Were Facebook to be operating with the possibility that people would walk away over scandalous behaviour — not a realistic option while people can only contact their Facebook friends through the site itself — it’s very likely they would be more cautious with how they treat their customers.

So, how exactly would Facebook open up its walled garden and interoperate with other websites? The key step is to define a standard protocol just as email has SMTP. Once there is an established mechanism for a user to have a “profile” page on any website and for that user to nominate identities that may or may not see more information than the public can, we already have the crux of a social network.

Not only does this give people the ability to jump ship to another service if they are unhappy with their current one in any way, but they can — just as with email — set up their own “ship” by enabling their own website as their personal profile page. This gives ultimate trust for those with a desire to have total control of their data. By extension, a company can run its own internal social network as part of an employee/phone directory that interoperates with other networks (and the profiles act as an electronic business card), but with the ability to configure limits on how much employees can make public. This is analogous to companies running their own corporate email system to protect and control the uses of business inboxes.
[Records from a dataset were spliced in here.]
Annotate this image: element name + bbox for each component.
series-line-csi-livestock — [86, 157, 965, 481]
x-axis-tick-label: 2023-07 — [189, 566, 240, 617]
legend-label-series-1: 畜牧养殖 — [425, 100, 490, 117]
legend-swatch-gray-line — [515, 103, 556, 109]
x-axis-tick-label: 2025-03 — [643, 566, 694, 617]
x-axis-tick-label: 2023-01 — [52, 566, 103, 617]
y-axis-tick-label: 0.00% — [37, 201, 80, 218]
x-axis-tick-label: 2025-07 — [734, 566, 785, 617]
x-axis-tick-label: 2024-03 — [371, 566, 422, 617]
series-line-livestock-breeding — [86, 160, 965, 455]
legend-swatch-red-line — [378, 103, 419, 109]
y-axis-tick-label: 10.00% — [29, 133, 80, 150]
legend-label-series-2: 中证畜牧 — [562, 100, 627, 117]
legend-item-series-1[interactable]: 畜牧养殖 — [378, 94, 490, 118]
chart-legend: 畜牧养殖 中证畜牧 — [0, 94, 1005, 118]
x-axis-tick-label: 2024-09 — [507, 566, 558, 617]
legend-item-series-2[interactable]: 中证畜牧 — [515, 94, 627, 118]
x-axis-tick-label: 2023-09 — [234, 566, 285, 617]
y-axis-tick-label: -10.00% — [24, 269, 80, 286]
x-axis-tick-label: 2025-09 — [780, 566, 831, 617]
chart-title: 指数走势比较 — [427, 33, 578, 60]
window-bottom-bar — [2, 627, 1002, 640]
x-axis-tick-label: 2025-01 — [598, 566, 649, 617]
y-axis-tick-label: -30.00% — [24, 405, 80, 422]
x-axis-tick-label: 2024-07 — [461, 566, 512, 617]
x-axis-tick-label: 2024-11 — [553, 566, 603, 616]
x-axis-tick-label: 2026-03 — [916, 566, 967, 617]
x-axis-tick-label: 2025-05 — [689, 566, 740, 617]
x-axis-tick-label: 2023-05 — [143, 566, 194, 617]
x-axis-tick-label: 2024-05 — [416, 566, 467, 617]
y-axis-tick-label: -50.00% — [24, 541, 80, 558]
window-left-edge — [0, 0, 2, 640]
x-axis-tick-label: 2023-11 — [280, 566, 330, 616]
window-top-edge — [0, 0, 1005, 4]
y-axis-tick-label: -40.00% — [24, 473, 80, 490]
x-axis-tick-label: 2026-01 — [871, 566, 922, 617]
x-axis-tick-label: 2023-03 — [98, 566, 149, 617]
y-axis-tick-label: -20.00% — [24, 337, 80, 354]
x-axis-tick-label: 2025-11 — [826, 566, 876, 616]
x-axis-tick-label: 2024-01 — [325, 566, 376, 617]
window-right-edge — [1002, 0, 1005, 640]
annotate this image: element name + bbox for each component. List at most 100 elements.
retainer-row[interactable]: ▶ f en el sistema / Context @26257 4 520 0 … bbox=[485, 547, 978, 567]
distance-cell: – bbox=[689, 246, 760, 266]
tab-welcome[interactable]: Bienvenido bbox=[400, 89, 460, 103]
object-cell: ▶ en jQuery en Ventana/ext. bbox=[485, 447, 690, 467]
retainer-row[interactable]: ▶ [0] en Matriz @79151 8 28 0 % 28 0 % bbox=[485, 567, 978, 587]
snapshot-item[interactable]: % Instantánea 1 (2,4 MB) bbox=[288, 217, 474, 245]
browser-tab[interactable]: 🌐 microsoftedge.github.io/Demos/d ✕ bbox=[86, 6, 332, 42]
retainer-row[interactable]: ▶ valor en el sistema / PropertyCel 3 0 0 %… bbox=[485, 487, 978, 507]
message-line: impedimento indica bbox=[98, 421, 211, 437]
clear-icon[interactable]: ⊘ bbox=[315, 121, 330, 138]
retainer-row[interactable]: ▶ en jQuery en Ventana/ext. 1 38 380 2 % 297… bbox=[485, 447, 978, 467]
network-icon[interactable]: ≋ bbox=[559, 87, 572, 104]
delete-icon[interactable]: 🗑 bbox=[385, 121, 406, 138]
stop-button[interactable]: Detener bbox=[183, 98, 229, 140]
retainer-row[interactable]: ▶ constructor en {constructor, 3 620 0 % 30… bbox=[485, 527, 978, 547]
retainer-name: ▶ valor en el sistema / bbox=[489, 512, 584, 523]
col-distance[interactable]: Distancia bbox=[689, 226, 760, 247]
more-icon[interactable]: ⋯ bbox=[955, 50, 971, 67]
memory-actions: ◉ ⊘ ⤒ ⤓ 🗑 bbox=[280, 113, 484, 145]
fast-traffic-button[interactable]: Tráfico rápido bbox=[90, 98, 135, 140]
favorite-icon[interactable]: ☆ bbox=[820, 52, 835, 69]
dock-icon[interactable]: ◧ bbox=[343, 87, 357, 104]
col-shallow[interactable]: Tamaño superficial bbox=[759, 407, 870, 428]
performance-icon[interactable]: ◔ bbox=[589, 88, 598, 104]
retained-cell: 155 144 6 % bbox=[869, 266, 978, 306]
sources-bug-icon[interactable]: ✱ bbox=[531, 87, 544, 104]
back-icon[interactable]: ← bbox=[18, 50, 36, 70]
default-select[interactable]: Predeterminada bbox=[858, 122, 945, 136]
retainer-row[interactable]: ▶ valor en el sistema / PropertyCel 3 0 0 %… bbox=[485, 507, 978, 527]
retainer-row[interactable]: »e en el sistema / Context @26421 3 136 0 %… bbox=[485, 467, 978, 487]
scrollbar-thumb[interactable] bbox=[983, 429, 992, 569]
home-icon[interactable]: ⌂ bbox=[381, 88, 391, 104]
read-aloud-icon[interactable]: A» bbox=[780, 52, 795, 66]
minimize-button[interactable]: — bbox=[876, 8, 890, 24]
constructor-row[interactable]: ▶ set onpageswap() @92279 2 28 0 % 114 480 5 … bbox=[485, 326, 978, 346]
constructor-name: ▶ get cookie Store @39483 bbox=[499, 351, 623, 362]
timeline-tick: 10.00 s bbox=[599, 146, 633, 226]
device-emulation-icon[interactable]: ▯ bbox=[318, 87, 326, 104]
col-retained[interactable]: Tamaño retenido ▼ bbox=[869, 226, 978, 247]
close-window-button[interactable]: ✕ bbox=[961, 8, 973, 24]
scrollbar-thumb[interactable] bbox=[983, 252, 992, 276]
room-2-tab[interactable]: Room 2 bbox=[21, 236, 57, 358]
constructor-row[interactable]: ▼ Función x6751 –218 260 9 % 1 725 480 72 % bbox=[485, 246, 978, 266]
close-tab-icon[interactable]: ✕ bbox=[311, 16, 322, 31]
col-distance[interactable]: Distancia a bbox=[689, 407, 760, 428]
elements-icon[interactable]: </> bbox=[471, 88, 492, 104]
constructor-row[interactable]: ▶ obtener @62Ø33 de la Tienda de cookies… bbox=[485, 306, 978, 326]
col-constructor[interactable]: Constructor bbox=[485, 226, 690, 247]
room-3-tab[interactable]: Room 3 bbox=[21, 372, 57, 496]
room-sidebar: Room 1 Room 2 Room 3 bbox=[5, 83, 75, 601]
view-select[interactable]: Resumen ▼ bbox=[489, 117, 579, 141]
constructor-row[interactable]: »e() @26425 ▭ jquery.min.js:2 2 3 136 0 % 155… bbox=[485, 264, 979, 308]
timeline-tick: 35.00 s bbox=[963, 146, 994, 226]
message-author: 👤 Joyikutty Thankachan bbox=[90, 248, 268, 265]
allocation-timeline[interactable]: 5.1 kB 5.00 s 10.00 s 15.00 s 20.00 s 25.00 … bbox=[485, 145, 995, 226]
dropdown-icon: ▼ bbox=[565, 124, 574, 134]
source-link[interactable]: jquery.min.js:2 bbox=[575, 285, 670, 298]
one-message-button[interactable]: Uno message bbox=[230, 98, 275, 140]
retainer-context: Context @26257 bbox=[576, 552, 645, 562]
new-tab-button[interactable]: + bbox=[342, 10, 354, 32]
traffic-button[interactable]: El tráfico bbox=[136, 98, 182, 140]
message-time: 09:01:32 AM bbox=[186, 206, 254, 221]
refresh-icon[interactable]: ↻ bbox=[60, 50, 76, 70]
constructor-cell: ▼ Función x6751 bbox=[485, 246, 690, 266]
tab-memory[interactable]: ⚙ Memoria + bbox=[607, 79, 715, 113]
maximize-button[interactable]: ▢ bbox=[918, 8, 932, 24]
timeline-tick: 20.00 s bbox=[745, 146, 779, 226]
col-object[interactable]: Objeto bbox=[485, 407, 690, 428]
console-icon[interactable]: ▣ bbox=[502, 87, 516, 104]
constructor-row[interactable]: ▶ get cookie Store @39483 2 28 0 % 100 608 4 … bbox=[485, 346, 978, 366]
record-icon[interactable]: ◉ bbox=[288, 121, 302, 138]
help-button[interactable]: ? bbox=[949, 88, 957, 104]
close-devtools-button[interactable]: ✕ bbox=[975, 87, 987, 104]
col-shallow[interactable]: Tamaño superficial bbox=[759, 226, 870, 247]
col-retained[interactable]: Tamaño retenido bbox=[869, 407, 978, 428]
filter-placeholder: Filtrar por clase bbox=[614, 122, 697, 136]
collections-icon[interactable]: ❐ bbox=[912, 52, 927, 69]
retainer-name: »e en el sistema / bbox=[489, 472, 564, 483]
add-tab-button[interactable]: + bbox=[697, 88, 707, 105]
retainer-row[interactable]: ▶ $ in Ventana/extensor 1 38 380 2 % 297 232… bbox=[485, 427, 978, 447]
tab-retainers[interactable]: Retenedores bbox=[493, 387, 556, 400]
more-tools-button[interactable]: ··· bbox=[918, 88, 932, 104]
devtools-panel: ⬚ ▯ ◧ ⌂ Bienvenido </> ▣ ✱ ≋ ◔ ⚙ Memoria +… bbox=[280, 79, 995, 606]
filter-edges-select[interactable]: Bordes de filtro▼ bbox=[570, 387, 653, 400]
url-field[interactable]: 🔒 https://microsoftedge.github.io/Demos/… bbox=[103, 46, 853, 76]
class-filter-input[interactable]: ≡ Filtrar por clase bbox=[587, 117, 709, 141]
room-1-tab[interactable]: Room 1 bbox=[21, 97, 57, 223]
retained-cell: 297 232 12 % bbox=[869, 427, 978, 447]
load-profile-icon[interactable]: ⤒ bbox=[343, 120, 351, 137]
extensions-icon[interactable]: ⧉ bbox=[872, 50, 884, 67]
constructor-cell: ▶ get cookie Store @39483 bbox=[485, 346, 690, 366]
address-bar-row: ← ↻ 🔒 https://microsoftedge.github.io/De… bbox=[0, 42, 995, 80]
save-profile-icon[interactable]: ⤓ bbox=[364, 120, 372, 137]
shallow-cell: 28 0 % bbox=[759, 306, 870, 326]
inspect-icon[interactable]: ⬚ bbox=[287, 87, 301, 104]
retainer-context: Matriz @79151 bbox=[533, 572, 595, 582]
Such a mechanism would give customers true consumer freedom and exert the appropriate pressures Facebook arguably needs in order to be more respectful of people’s information. With that incentive, Facebook could more readily be a repository of private information without fear that it could all end up public, be it through carelessness or malice.

Large companies like Facebook can easily handle several prosecution cases a year and while they maintain a walled garden whereby users cannot easily leave for another service, it seems these cases will have little effect on their numbers. Perhaps a stronger and simpler incentive would be the economic pressures from true consumer freedom.